3. Writing of papers

Once the experiment is complete, generate a paper:

python launch_scientist_bfts.py --load_code --add_dataset_ref --model_writeup "o1-preview-2024-09-12" --model_citation "gpt-4o-2024-11-20"

Outputs LaTeX files, which are stored in the experiments/timestamp_ideaname/latex Folder.

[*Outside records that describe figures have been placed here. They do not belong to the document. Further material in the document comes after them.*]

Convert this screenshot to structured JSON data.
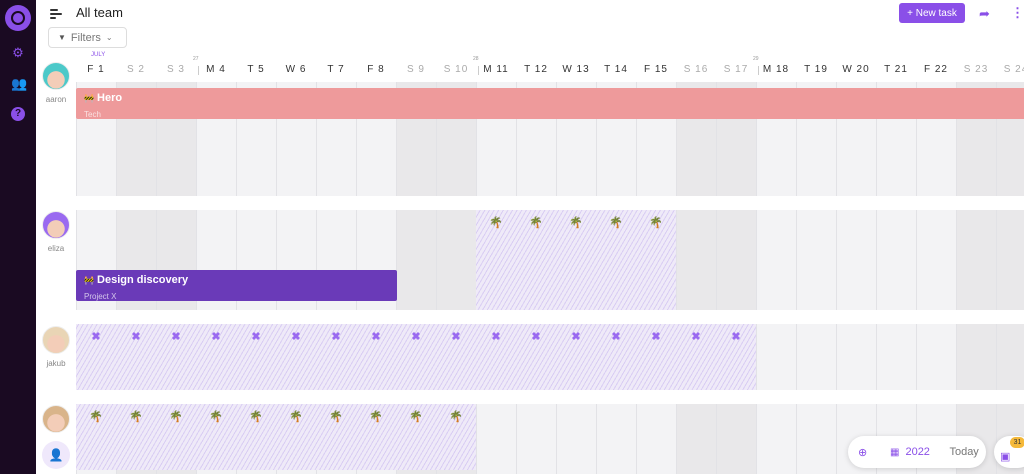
{
  "header": {
    "title": "All team",
    "filters_label": "Filters",
    "new_task_label": "+ New task"
  },
  "timeline": {
    "month": "JULY",
    "days": [
      {
        "l": "F 1"
      },
      {
        "l": "S 2",
        "we": 1
      },
      {
        "l": "S 3",
        "we": 1
      },
      {
        "l": "M 4",
        "wk": "27"
      },
      {
        "l": "T 5"
      },
      {
        "l": "W 6"
      },
      {
        "l": "T 7"
      },
      {
        "l": "F 8"
      },
      {
        "l": "S 9",
        "we": 1
      },
      {
        "l": "S 10",
        "we": 1
      },
      {
        "l": "M 11",
        "wk": "28"
      },
      {
        "l": "T 12"
      },
      {
        "l": "W 13"
      },
      {
        "l": "T 14"
      },
      {
        "l": "F 15"
      },
      {
        "l": "S 16",
        "we": 1
      },
      {
        "l": "S 17",
        "we": 1
      },
      {
        "l": "M 18",
        "wk": "29"
      },
      {
        "l": "T 19"
      },
      {
        "l": "W 20"
      },
      {
        "l": "T 21"
      },
      {
        "l": "F 22"
      },
      {
        "l": "S 23",
        "we": 1
      },
      {
        "l": "S 24",
        "we": 1
      }
    ]
  },
  "users": [
    {
      "name": "aaron",
      "avatar_color": "#4cc9c9"
    },
    {
      "name": "eliza",
      "avatar_color": "#9a6af0"
    },
    {
      "name": "jakub",
      "avatar_color": "#e9d5b5"
    },
    {
      "name": "",
      "avatar_color": "#d9b48a"
    }
  ],
  "tasks": [
    {
      "title": "Hero",
      "subtitle": "Tech",
      "color": "#ee9a9b",
      "user": "aaron",
      "start_day": 1,
      "end_day": 24
    },
    {
      "title": "Design discovery",
      "subtitle": "Project X",
      "color": "#6a3ab8",
      "user": "eliza",
      "start_day": 1,
      "end_day": 8
    }
  ],
  "time_off": [
    {
      "user": "eliza",
      "type": "vacation",
      "icon": "palm-tree-icon",
      "start_day": 11,
      "end_day": 15
    },
    {
      "user": "jakub",
      "type": "unavailable",
      "icon": "x-icon",
      "start_day": 1,
      "end_day": 17
    },
    {
      "user": "4th",
      "type": "vacation",
      "icon": "palm-tree-icon",
      "start_day": 1,
      "end_day": 10
    }
  ],
  "footer": {
    "year": "2022",
    "today_label": "Today",
    "inbox_count": "31"
  },
  "colors": {
    "accent": "#8a4fe8",
    "sidebar": "#1a0a22"
  }
}
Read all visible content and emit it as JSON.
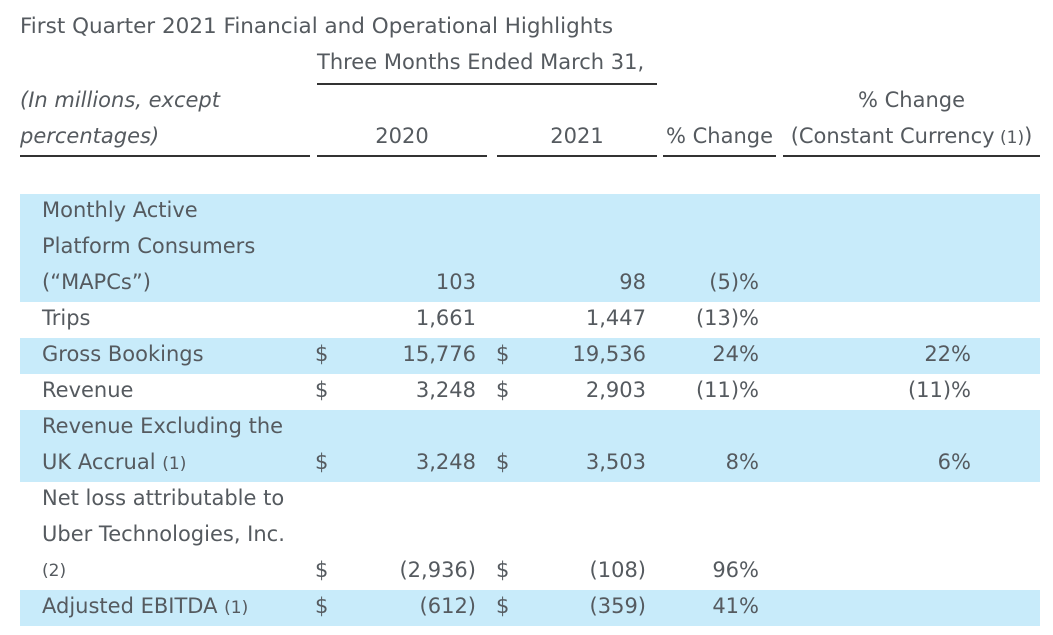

Compile with the LaTeX editor to view it.

4. Using Agentic Tree Search

This is a core feature of v2 that optimizes study paths.
Add parameters at runtime:

python launch_scientist_bfts.py --load_ideas "ai_scientist/ideas/i_cant_believe_its_not_better.json" --tree-search

generating unified_tree_viz.htmlIf you have a browser, you can open it to view the search process.

5. Configuration tree search parameters

compiler bfts_config.yaml Documentation:
num_workers: Number of nodes for parallel processing, e.g. 3.
steps: Maximum number of nodes to explore, e.g. 21.
num_drafts: Number of initial research directions.
max_debug_depth: Number of debugging attempts.

caveat

safety: The code executes programs written by the AI and may call dangerous packages or be networked, it is recommended to run it with Docker.
(manufacturing, production etc) costs: Approximately $15-$20 per experiment, plus $5 for thesis writing.
success rate: v2 is highly exploratory, has a lower success rate than v1, and is suitable for open research.
Memory issues: If prompted "CUDA Out of Memory", change small model in JSON file.

These steps give you a complete experience of AI-Scientist-v2's research automation capabilities.

application scenario

academic research
Researchers use it to validate new algorithms, generate first drafts of papers, and save time.
Educational learning
Students use it to simulate scientific research, generate reports, and learn about experimental design.
technological innovation
Developers use it to test new ideas and quickly generate code prototypes.

QA

What models are supported?
Support for Claude 3.5 Sonnet, GPT-4o, o1-preview, etc., see llm.py Documentation.
How much did the experiment cost?
With Claude 3.5 it's about $15-$20 per session, add $5 for writing.
What should I do if I fail to generate a paper?
The success rate varies depending on the model and complexity of the idea, and the parameters can be adjusted or retried with a different model.
How do I add a new research direction?
exist ai_scientist/ideas/ Add a new JSON file in the directory and modify it with reference to the example.